Prescod on Google’s XML Gaffe

Paul Prescod’s article on coding around Google’s SOAP API has come out.

Users of the HTTP version have no need to install a SOAP implementation like .NET’s or Apache’s. They can use any HTTP implementation, including Internet Explorer, Netscape, Mozilla, Lynx, Opera, wget, java.net.URL, Python’s httplib.HTTPConnection, Perl’s LWP, etc. In fact, you could easily test the API through a plain old HTML form.

The point that has not yet filtered through to the mainstream of web services implementors is that linking is just as important for machine-to-machine applications as it is for human-facing applications. If it is impossible to link to SOAP-exposed resources, then they are less powerful and useful than HTTP-exposed ones. Until SOAP has an addressing mechanism as rich as HTTP URIs, SOAP is less, rather than more powerful than HTTP.

Pay attention to the section where he walks through a host of examples using RDF, Xinclude, XSLT that are easy to implement using HTTP URIs.

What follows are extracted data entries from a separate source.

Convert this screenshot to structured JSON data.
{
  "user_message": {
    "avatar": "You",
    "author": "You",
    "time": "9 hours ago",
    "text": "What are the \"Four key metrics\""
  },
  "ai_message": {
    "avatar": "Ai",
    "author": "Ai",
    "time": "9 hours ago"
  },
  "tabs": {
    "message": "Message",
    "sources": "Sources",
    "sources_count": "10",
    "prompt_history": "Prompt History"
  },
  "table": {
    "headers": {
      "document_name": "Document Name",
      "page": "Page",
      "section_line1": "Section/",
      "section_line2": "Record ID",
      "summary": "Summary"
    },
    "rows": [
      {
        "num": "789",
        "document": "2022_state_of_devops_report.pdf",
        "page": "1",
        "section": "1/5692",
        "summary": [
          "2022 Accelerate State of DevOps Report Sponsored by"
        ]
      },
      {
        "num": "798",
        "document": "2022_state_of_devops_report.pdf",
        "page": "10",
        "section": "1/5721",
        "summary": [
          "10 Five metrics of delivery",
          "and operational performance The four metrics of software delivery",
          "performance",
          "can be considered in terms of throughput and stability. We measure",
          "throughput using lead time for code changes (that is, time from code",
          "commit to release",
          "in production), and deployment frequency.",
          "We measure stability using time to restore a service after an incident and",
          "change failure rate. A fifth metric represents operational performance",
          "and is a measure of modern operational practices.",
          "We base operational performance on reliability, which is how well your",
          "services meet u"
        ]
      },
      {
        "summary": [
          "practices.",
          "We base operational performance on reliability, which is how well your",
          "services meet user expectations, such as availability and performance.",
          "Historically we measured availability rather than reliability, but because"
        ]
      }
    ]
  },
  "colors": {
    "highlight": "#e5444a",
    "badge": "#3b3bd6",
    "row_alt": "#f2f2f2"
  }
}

Dave Winer, who had a Radio interface to Google’s API ready for download the day of the announcement (which made adoption easier) says:

Yes, you could do it with REST. You don’t even need XML, but since that’s what’s happening, go with the flow, let’s make new apps, and let’s enjoy this moment, instead of looking back and talking about how it could have been done.

But the point is that while it’s nice that Google parted the veil, you don’t want to foreclose an entire class of simple web applications.